Porter les chapeaux d’architecte et d’entrepreneur général a ses avantages, mais présente aussi son lot de défis. Voici quelques balises pour mieux se diriger sur ce sentier peu fréquenté.
Concerné par l’ensemble des tâches que comportent la conception et la construction d’un projet, l’architecte-entrepreneur exerce un contrôle direct sur la qualité des travaux. Ce double rôle est un argument de vente convaincant auprès d’un client qui veut s’assurer de la réalisation soignée de son ouvrage.
L’essentiel contrat
Dans cette situation, la transparence est de mise ! Faites preuve de vigilance lors de l’élaboration du contrat avec le client pour lequel vous comptez aussi agir à titre d’entrepreneur, car vous serez automatiquement en situation de conflit d’intérêts. Il est obligatoire de divulguer ce conflit d’intérêts et d’obtenir l’approbation écrite du client afin de pouvoir agir sur les deux fronts (art. 38, Code de déontologie), et ce, dès le début du projet.
Assurez-vous que le contrat décrit clairement votre mandat et vos rôles. Évitez par ailleurs les clauses visant à vous délester de certaines de vos responsabilités professionnelles. Vos obligations demeurent malgré le double rôle que vous assumez (art.17, Code de déontologie).

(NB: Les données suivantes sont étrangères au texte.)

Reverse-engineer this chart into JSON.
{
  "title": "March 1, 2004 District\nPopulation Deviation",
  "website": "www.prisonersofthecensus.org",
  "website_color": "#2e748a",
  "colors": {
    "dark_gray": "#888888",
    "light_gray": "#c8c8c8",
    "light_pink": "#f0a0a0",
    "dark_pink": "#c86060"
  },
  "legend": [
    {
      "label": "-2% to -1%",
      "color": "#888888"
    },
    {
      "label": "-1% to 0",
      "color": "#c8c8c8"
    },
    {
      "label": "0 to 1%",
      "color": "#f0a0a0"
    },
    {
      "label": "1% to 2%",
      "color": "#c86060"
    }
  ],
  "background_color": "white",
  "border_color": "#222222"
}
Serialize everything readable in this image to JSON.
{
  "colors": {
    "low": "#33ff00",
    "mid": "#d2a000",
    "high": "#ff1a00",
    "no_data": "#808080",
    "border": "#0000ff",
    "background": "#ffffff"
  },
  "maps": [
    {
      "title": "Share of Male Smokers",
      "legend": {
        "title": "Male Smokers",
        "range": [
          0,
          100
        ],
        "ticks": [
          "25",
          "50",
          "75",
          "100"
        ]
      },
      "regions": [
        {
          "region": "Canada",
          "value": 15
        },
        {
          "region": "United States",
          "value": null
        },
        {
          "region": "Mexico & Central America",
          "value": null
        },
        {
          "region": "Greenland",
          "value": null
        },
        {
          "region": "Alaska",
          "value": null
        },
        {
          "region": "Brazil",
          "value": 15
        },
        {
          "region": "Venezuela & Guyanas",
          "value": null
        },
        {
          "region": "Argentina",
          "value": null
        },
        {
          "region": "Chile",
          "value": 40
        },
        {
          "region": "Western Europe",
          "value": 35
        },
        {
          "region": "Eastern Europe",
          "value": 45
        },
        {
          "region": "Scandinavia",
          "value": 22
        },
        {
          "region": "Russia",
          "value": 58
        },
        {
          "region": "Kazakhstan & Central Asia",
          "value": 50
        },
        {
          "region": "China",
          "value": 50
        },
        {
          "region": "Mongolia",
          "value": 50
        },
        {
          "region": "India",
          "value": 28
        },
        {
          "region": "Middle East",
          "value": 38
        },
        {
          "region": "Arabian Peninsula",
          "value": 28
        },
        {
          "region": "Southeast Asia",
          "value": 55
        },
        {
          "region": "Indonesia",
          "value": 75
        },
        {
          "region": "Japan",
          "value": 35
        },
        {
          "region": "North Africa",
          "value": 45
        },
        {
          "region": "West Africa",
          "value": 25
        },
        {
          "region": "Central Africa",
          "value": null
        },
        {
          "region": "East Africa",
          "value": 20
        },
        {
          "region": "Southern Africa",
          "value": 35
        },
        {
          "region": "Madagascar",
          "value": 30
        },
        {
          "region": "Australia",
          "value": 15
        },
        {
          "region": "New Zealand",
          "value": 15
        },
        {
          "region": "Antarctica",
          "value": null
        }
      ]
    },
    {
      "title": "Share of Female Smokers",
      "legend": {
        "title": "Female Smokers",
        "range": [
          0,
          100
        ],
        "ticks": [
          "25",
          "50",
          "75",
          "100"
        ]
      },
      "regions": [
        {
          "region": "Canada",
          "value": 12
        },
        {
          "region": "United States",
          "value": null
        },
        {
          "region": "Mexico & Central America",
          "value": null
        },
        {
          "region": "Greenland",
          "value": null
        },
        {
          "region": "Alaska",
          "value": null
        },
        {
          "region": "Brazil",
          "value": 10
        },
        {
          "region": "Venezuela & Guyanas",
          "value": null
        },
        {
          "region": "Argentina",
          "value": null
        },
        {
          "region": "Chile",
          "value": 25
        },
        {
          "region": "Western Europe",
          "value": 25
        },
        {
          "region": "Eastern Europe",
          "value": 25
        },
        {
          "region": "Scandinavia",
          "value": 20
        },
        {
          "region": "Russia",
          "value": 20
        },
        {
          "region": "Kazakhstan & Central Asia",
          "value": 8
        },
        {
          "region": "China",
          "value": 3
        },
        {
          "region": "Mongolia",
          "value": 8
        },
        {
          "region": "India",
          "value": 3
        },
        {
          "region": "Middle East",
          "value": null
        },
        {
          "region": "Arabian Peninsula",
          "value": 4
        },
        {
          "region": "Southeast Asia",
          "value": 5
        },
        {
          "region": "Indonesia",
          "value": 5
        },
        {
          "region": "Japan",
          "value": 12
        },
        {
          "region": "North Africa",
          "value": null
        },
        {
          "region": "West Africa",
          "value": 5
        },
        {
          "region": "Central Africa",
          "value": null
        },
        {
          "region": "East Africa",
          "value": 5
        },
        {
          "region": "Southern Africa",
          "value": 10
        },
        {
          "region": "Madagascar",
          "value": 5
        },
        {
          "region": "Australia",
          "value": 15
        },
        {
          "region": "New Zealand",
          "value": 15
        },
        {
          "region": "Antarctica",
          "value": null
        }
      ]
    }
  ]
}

Puisque les contrats entre un client et un architecte-entrepreneur ne sont pas monnaie courante, il est préférable de consulter un conseiller juridique pour l’élaboration de ce type d’ententes. C’est ce document qui établira les règles du jeu; il serait dommage de partir du mauvais pied !
Une structure administrative particulière
Afin d’éviter tout malentendu, exposez clairement à votre client la structure administrative des différentes entités qui prendront part au projet. Assurez-vous que les sociétés qui se chargeront de la conception et de la construction sont conformes à la réglementation et qu’elles sont dûment immatriculées au Québec (Règlement sur l’exercice de la profession d’architecte en société).
Ensuite, veillez à organiser le champ d’action de chacune des sociétés de façon que le contrat respecte les règles concernant les ententes de services professionnels d’architecture (art. 12 et 40, Code de déontologie). Dans le doute, communiquez avec l’Ordre pour vous assurer que votre structure administrative est adéquate.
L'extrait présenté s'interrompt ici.